Как-то вечером Ерохин затащил меня в небольшое кафе у Покровских ворот. Тогда еще с продовольствием в Москве было сравнительно терпимо. Так называемый классовый паек ввели, если не ошибаюсь, к концу 1918 года, в августе или сентябре. А продажа спиртных напитков уже была запрещена. Но Ерохин пошептался с юрким официантом, и тот поставил на наш столик маленький самовар.

– Крепкий чаек! – подмигнул Ерохин и, перегнувшись через столик, шепотом сказал: – Смирновка, настоящая.

Я удовлетворенно кивнул, хотя водки мне пробовать не приходилось. За всю свою предыдущую жизнь я выпил всего две или три рюмки вина на свадьбе Веры, но не хотелось показывать своей неопытности.
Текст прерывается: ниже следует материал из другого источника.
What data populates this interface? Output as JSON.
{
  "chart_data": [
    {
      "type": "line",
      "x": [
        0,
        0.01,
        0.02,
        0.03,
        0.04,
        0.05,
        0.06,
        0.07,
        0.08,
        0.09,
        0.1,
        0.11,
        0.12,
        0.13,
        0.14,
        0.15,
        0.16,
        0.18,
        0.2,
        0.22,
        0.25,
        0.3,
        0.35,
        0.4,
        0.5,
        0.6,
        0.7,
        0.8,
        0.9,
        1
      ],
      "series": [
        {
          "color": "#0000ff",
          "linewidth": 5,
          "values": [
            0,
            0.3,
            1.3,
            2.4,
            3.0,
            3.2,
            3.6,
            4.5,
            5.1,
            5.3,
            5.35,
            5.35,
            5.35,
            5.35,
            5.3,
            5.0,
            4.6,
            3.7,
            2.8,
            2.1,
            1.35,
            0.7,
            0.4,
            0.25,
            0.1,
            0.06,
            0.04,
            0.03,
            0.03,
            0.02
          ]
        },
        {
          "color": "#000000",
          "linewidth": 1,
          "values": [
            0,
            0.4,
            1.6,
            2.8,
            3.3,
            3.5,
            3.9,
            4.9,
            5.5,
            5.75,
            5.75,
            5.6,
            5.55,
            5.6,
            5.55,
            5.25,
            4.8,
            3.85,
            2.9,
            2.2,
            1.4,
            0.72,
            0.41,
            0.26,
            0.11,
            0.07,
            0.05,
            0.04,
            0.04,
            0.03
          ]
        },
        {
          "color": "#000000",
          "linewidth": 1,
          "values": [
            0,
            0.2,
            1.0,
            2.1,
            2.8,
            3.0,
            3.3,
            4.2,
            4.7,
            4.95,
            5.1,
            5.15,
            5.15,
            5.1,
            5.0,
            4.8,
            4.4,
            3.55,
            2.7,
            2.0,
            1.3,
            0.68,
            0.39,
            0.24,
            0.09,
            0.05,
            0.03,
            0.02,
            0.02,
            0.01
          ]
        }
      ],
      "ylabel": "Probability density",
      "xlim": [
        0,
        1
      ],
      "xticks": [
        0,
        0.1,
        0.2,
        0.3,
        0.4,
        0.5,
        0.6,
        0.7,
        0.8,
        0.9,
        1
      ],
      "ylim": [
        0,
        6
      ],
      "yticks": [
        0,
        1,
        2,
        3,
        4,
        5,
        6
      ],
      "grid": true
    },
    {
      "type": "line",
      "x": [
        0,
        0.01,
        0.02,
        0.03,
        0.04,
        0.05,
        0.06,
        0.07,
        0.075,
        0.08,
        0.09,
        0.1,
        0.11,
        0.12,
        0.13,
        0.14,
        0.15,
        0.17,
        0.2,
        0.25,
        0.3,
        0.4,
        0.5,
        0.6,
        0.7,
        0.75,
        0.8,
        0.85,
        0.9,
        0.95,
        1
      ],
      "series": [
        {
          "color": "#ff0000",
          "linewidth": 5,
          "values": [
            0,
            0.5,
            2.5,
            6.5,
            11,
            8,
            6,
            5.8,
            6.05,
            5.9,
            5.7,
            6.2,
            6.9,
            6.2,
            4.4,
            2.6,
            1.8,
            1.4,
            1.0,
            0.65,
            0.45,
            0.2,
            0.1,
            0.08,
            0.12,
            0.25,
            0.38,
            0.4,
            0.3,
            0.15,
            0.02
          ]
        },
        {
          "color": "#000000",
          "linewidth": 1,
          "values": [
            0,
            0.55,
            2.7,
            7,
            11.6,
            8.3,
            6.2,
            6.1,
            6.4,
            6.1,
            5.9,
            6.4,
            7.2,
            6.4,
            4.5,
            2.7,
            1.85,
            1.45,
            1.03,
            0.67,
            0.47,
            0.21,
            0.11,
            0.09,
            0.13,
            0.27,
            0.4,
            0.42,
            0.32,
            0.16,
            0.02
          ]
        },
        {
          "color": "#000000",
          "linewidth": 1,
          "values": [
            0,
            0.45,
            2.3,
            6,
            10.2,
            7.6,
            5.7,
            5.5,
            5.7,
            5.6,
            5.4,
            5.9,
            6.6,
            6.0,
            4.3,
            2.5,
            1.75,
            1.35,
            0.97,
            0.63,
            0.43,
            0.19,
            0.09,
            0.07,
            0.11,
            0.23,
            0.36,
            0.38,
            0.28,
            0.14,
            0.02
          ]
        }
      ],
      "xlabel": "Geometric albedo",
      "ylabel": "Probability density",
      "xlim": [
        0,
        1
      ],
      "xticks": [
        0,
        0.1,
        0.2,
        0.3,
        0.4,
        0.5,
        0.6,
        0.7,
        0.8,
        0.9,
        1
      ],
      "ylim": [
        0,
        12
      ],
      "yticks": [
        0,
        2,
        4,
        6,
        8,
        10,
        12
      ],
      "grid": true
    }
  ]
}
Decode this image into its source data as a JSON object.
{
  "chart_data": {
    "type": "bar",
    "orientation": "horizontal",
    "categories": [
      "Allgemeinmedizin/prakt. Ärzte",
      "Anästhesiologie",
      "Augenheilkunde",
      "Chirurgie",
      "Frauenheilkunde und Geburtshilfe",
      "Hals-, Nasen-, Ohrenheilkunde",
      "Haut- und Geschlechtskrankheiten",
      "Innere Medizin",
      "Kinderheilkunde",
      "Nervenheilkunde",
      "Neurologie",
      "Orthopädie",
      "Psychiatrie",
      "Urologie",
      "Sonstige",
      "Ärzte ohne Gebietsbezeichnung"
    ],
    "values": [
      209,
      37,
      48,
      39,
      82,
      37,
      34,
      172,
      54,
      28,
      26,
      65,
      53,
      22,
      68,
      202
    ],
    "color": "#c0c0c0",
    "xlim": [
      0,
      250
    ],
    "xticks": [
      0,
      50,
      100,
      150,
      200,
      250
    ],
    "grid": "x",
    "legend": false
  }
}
– Ну, поехали, – приподнял стопку Ерохин. – За что выпьем? Папаша жив? Нет? Вот мой тоже скончался, царство ему небесное. Понимал покойный толк в водочке и яствах. Мы, говорил, Митя, только последний обед и последнюю рюмку с собой уносим. Хороший был старик, мудрый. А вот мамаша не то, суетливая старушонка. У тебя-то кто в живых? Сестра? В Ростове, говоришь? Эх, Ростов, Ростов! Дамочки там, скажу тебе, пальчики оближешь! Как Николай Алексеевич Некрасов высказывался? «Коня на скаку остановит, в горящую избу войдет…» Но теперь, конечно, не то. Война, революция. Каледины там всякие, Корниловы… А теперь как там? Кубано-Черноморская республика, что ли? Ну, давай, давай, за сестру и ее муженька. Чтобы все там у них в порядке было.

Я выпил стопку залпом.

– Молодец, ох молодец! – восхитился Ерохин. – Только закусывай. Закуска – мечта. Под такую закуску не только самоварчик – Черное море выпить можно. Не бывал на Черном-то море? А я бывал. И на песочке лежал, и на солнышке грелся. Кое-что в своей жизни я все-таки видел. А вам, молодым, не повезло. Невеселое время. Как говорится, красивой жизни не жди, свою бы некрасивую сохранить. Так-то. А ты чего не пьешь? Захмелел?

– С чего?

В ту минуту мне действительно казалось, что водка на меня совершенно не подействовала. Мне было просто весело, тепло и уютно. Мне нравилось все: доброжелательный, услужливый официант, плакатик на стене: «Здесь на чай не берут», фикус в углу, разноголосый шум сидящих за столиками, папиросный дым, маленькая певица в длинном серебристом платье, похожая на русалку, и мой собеседник. Видимо, я все-таки напрасно так относился к Ерохину. Подумаешь, некрасивый. Разве человек обязательно должен быть красивым? Паганини, например, был просто уродливым, а Паганини – гений, и Бальзак – гений, и Толстой – гений. И у Толстого была большая борода. Большая и широкая. Интересно, почему Ерохин не носит бороду?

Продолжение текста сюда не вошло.